CAIU DO CÉU
Hirtis
Lazarin
Um
grito exuberante de dor assustou o dia que amanhecia calmo e preguiçoso. Depois de uma noite inteirinha de sofrimento,
Poty deu a luz a um menino exageradamente comprido e robusto. Uma gravidez difícil e problemática que fez a
parturiente, miúda e atarracada, permanecer em repouso absoluto nos últimos
quatro meses, tamanho era o peso que carregava no útero.
Fogo
Ligeiro crescia mais rápido e mais forte que outros curumins da aldeia. As pernas longas tornavam-no veloz feito um
alce em fuga desesperada a safar-se da fera faminta. Curioso e observador,
descrevia, em detalhes, as cores das penas de cada pássaro que sobrevoava as
redondezas e, nas andanças solitárias pela mata, sempre descobria novas
espécies de flores. A cor, o colorido
encantava-o.
Atrás
dessas habilidades escondia-se um indiozinho medroso. Desaparecia como rolha de champgne em
explosão quando tivesse que participar de caçadas ou pescas. O seu medo
amarelava só de ouvir a palavra "piranha".
O
pai, índio corajoso, vivia brigando com o menino: não se conformava com esse
seu jeito de ser. Mas a mãe, desde
sempre percebia que os olhinhos do filho faiscavam de alegria quando lambuzava
as mãozinhas com tintas usadas na pintura dos corpos. E os dedinhos compridos e buliçosos nunca se
aquietavam, sempre riscando e pintando paredes, ou até mesmo o chão de terra
batida.
Com
o tempo, retas e curvas se aperfeiçoaram, linhas dispersas se encontraram e
foram se transformando em desenhos perfeitos; novos traços, novas formas, novas
cores foram aparecendo. Do chão batido,
os desenhos saltaram pra pedaços de esteiras de palha tecidas pelas índias. E o
menino não mais se assossegava; novas ideias, criatividade fervilhando dentro
daquela cabecinha irrequieta. Fogo
Ligeiro não cabia mais no espaço em que vivia.

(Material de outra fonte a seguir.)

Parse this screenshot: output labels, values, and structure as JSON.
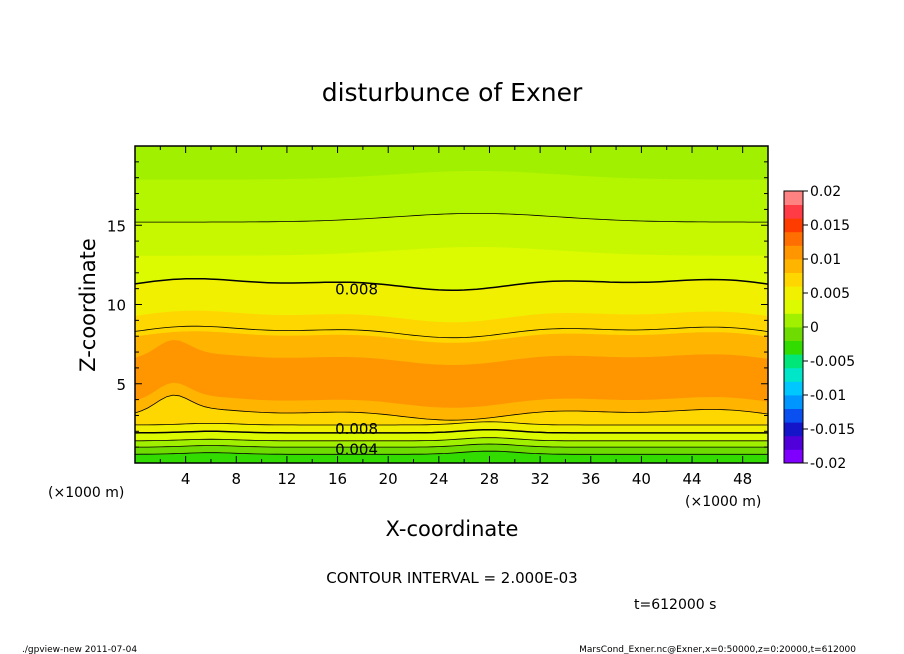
{
  "chart_data": {
    "type": "heatmap",
    "title": "disturbunce of Exner",
    "xlabel": "X-coordinate",
    "ylabel": "Z-coordinate",
    "x_unit": "(×1000 m)",
    "y_unit": "(×1000 m)",
    "xlim": [
      0,
      50
    ],
    "ylim": [
      0,
      20
    ],
    "x_ticks": [
      4,
      8,
      12,
      16,
      20,
      24,
      28,
      32,
      36,
      40,
      44,
      48
    ],
    "y_ticks": [
      5,
      10,
      15
    ],
    "colorbar": {
      "ticks": [
        "0.02",
        "0.015",
        "0.01",
        "0.005",
        "0",
        "-0.005",
        "-0.01",
        "-0.015",
        "-0.02"
      ],
      "tick_values": [
        0.02,
        0.015,
        0.01,
        0.005,
        0,
        -0.005,
        -0.01,
        -0.015,
        -0.02
      ],
      "range": [
        -0.02,
        0.02
      ],
      "colors": [
        "#7f00ff",
        "#5000d8",
        "#1414c8",
        "#0a50f0",
        "#0096ff",
        "#00c8ff",
        "#00e6c8",
        "#00e678",
        "#32dc00",
        "#6edc00",
        "#a0f000",
        "#dcfa00",
        "#f0f000",
        "#ffd700",
        "#ffb400",
        "#ff9600",
        "#ff6e00",
        "#ff3c00",
        "#ff3c46",
        "#ff8282"
      ]
    },
    "contour_labels": [
      {
        "text": "0.008",
        "x": 17.5,
        "z": 11.0
      },
      {
        "text": "0.008",
        "x": 17.5,
        "z": 2.2
      },
      {
        "text": "0.004",
        "x": 17.5,
        "z": 0.9
      }
    ],
    "contour_interval_text": "CONTOUR INTERVAL = 2.000E-03",
    "time_text": "t=612000 s",
    "footer_left": "./gpview-new  2011-07-04",
    "footer_right": "MarsCond_Exner.nc@Exner,x=0:50000,z=0:20000,t=612000"
  }
}
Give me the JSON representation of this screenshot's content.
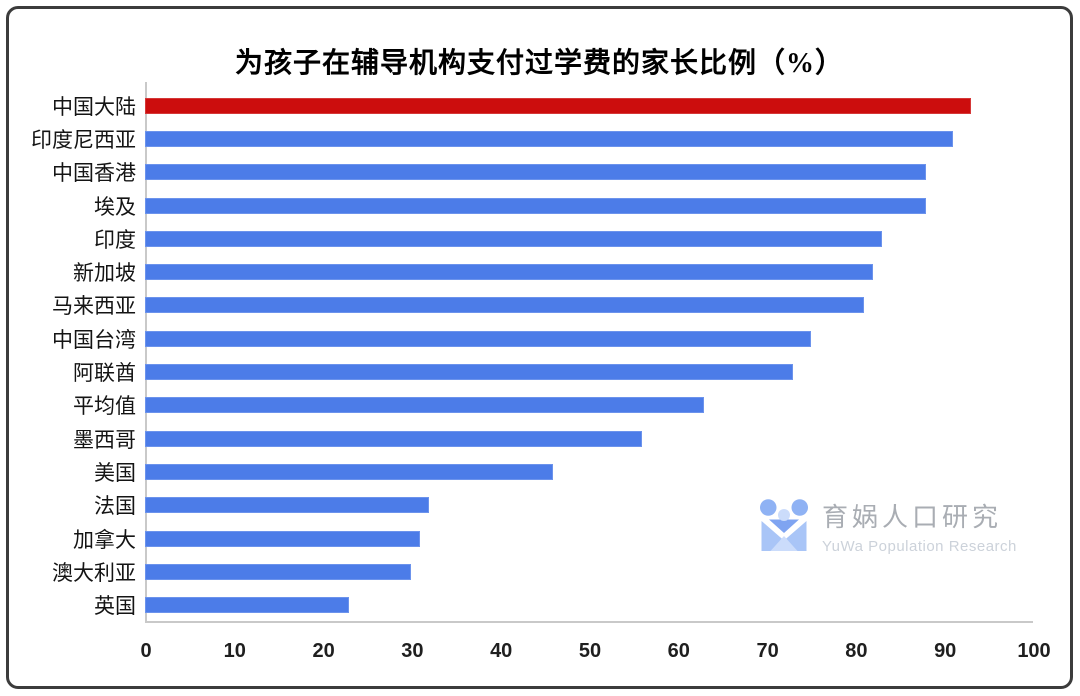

Seu dom extrapolava tudo que o cercava.
Seus anseios e questionamentos não encontravam respostas. Vivia insatisfeito e infeliz.
O
dia mal começara quando os índios acordaram com um bimotor sobrevoando
insistentemente a aldeia. O avião perdeu
altura e o piloto, com destreza e precisão, pousou numa clareira próxima à
aldeia Guairirá. Armados de arco e
flecha, os índios cercaram a aeronave. O
território só poderia ser acessado com autorização do governo e aprovado pelo
cacique.
O
piloto foi o primeiro a descer acenando um lenço branco. Atrás dele vieram o copiloto e um casal de
turistas. Entre os índios, alguns se
comunicavam com um português rudimentar; foi, então, possível entender que o
pouso foi forçado por pane elétrico no motor.
A
permanência dos homens brancos na comunidade prorrogou-se por uma semana e três
dias, tempo gasto desde que um helicóptero trouxe dois mecânicos ao local. Durante esse convívio não planejado, a
turista paulistana não só se encantou com a cultura e a vida pacífica dos
guairirás, como constatou que, entre eles, havia um menino prodígio. Um menino
que nunca teve contato com o mundo da arte, era um artista nato, puro, isento
de qualquer influência. Um dom que não
se explicava, um dom que se aceitava e valorizava. E foi o que essa santa senhora fez. Trouxe pra aldeia, além de professores, todo
material que o indiozinho necessitaria pra se desenvolver. Uma mecena em pleno século XXI.
Fogo
Ligeiro pode, então, expressar toda sua imaginação, toda sua criatividade, toda
sua excentricidade.
Já
participou de várias exposições pelo Brasil, ganhou alguns prêmios importantes
e sua renda é empregada para aprimorar sua arte e melhorar a vida de seu povo.